5 Replies Latest reply: Nov 6, 2014 9:20 AM by julez RSS

    Virtualized Exchange DAG Failover During VM Snapshot

    julez Adventurer

      This question is for anyone running a virtualized 2010 or 2013 Exchange DAG and leveraging snapshots of the actual datastores the VM is located on.

       

      In our environment we run a couple Exchange 2013 DAG members and take an array snapshot of the datastores those members are on.  When the snapshot is taken like all snapshot/backup systems that leverage VMware snapshot technology, VMware takes a snapshot.  When the VMware snapshot occurs it causes a DAG failover.  I've gone through and read several blog entries about changing cluster delays etc... to eliminate that issue.

       

      None however seem to stand out any more than the Veeam article here.

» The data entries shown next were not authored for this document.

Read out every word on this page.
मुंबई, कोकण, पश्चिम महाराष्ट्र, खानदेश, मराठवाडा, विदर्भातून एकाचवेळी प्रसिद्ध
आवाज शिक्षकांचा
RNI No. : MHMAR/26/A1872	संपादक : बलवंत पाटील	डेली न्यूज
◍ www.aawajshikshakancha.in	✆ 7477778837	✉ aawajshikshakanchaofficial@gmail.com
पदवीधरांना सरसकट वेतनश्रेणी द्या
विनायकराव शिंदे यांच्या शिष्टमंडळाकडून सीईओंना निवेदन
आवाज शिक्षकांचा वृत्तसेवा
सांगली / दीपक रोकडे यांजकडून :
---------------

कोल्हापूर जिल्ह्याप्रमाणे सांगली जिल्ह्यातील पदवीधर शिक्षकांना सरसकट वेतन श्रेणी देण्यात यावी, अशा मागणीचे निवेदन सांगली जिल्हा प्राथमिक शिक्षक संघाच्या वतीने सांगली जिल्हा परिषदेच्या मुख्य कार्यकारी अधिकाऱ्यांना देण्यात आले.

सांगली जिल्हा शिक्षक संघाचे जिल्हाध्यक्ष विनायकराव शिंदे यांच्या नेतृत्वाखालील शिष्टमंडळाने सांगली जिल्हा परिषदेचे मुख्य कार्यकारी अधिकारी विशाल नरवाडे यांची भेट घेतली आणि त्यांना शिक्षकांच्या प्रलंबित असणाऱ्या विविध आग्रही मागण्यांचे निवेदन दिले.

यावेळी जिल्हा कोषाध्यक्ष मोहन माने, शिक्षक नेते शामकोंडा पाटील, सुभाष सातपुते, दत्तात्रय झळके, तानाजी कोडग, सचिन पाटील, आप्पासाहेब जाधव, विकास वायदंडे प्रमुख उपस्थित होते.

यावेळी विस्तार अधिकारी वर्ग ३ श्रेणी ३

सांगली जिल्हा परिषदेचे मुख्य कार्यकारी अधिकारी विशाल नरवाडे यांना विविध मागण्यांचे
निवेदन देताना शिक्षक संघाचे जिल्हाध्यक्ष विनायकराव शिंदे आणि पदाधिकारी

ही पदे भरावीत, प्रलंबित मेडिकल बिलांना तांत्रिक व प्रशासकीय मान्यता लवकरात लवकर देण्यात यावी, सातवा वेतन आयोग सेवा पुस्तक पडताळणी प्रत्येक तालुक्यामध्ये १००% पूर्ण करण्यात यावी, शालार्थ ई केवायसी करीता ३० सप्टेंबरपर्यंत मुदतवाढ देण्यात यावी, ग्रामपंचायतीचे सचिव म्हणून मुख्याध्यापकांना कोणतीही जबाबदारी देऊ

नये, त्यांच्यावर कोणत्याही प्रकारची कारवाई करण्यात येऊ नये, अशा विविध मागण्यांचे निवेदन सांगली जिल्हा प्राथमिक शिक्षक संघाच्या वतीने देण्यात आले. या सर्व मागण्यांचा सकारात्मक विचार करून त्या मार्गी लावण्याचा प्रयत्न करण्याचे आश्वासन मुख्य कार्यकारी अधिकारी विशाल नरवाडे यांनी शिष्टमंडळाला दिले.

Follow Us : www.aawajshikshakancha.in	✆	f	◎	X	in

      KB1744: Tips for DAG Exchange Backup and Replication in vSphere

       

      Granted we aren't leveraging Veeam, but again like I said above Nimble and more or less everyone who leverages VMware for backups and snaps leverages it about the same way.

       

      So...
      Question 1, has anyone else seen similar behavior and how did you fix it?
      Question 2, the 5th line in that Veeam KB above talks about snapshot.maxConsolidateTime being reduced to 1 second to stun the VM.  The up side to this of course is that it decreases that stun time the VM would have to be stunned.  The down side is it doesn't give the array near as long as the default 6 seconds VMware makes that value and could cause the array to fail the snapshot if it doesn't have enough time to complete the snap.  So do the Nimble engineers see any problem with this?

        • Re: Virtualized Exchange DAG Failover During VM Snapshot
          valdereth Adventurer

          How about protecting the passive nodes with the vCenter synch template and the active nodes without the vCenter synchronization?

           

          I've seen agent based backup solutions run into the same problem, where the VSS snapshot that gets triggered causes a failover.  So its not entirely accurate to say that VMware snapshots are the cause. 

            • Re: Virtualized Exchange DAG Failover During VM Snapshot
              julez Adventurer

              There isn't really a "passive node" in this case, they all have active databases on them.  Database location shouldn't really matter as the volumes with those databases are not snapped during the VM snapshot, those are Windows iSCSI guest volumes and not VMDKs.  Ultimately the problem I'm sure is the fact that the timeout for the failover is the problem since DAG failover is touchy to say the least.  They don't always seem to failover, but have definitely done so more than a few times.

               

              But was curious as to what others have seen.

            • Re: Virtualized Exchange DAG Failover During VM Snapshot

              Q1 - Yep we had this feature when we upgraded to Exchange 2010 and took a backup. We resolved it by making those cluster changes to exchange (in the KB). A google search shows it's quite a common fix for anything that runs MS clustering (also fixed our SCOM ops mgr failover too)

              Q2 - I haven't set this and have no issues.